The feature pipeline is a MongoDB aggregation persisted in ecosystem_meta.mlrun_feature_pipelines. The pipeline is generated by one of three paths:

  • AI pipeline assistant — the Generate tab in the console pairs a free-form prompt with a pipeline_kind selector and two action buttons (Draft only / Generate everything). The assistant samples the source collection, drafts the aggregation, infers the target column / problem type, and (optionally) runs every selected framework end-to-end. See Console Tour — Generate tab.
  • Manual editor — paste an aggregation directly into the Aggregation Pipeline JSON text area on the Data Source tab and click Preview to sample the first results.
  • The seeder (scripts/seed_mlrun_use_cases.py) — uses a hand-tuned aggregation that derives the per-use-case target field on the fly so the seed run is reproducible without any prior labelling.

AI assistant inputs

The Generate tab passes the following to the backend /api/v1/mlrun-runtime/generate-from-prompt endpoint:

FieldEffect
promptFree-form natural-language description of the goal.
kindOne of auto, numeric, categorical, temporal, mixed, aggregates, type_coercion.

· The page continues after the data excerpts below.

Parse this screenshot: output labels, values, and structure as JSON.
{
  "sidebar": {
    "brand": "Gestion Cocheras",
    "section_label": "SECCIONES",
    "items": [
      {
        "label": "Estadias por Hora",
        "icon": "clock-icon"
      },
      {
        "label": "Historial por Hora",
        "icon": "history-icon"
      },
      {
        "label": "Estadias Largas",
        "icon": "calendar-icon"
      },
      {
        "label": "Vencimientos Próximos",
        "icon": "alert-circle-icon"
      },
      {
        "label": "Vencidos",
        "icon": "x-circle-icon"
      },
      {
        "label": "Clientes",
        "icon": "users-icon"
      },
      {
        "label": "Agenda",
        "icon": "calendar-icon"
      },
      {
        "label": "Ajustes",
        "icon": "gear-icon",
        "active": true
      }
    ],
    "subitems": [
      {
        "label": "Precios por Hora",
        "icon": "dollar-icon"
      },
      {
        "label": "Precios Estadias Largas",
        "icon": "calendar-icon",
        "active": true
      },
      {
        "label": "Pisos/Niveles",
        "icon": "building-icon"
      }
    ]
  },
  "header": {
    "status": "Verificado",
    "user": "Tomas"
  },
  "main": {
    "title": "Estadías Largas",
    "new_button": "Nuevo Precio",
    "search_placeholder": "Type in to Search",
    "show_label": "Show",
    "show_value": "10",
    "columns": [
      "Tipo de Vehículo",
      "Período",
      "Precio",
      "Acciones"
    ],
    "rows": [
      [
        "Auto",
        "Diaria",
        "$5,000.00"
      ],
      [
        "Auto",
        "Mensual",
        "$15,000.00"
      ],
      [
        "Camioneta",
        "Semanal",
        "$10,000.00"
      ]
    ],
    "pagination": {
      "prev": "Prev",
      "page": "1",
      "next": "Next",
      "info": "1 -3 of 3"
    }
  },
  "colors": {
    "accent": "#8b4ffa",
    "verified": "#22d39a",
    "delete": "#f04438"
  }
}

Selects the aggregation template the assistant uses.
source.{database,collection}Inherited from the Data Source tab and used to sample the schema (default 100 documents) before drafting the pipeline.
target.{database,collection}Where the engineered output gets written.
project_id, configuration_idWhen set, the assistant updates the existing configuration in place.
run_training + frameworksWhen run_training=true, the backend also dispatches one POST /train per selected framework after persisting the configuration.
persistAlways true from the Generate everything button; the Draft only button submits the same payload but never writes the configuration.

The assistant returns:

  • The full MlrunFeatureEnrichmentRequest (loaded back into the form).
  • A schema_summary describing how many documents and fields were sampled.
  • An optional training_spec with the inferred target, problem type, feature columns, and confidence.
  • A training_results list (one entry per framework) when run_training=true.

Pipeline kinds

KindWhen to pick it
autoDefault — let the assistant decide based on the prompt and the sampled schema.
numericPure numeric features; clean fillna with 0.
categoricalString columns; populates H2O enum_columns.
temporalCalendar / time-of-day boolean indicators.
mixedBalanced blend of numeric + categorical + temporal.
aggregatesPer-entity rollups using a Mongo $group aggregation pipeline.
type_coercionUse $addFields / $switch to clean mixed-type fields.

Spend Risk pipeline

The spend-risk aggregation:

  1. Filters transactions to the last 90 days.
  2. Buckets by merchant category and channel.
  3. Computes per-customer rollups: amount sum / mean / std, declined-count, and high-risk flag.
  4. Adds the derived is_high_risk boolean.
  5. Writes engineered rows to master.bank_transactions_mlrun.
[ { "$match": { "transaction_date": { "$gte": "$$NOW.$dateSubtract:90 days" } } }, { "$group": { "_id": "$customer_id", "amount_sum": { "$sum": "$amount" }, "amount_mean": { "$avg": "$amount" }, "amount_std": { "$stdDevPop": "$amount" }, "declined_count": { "$sum": { "$cond": [{ "$eq": ["$status", "DECLINED"] }, 1, 0] } }, "high_risk_categories": { "$push": "$merchant_category" } }}, { "$addFields": { "is_high_risk": { "$or": [ { "$gte": ["$declined_count", 3] }, { "$gt": [{ "$size": { "$setIntersection": ["$high_risk_categories", ["gambling", "crypto", "cash_advance"]] } }, 0] } ] } }}, { "$out": "bank_transactions_mlrun" } ]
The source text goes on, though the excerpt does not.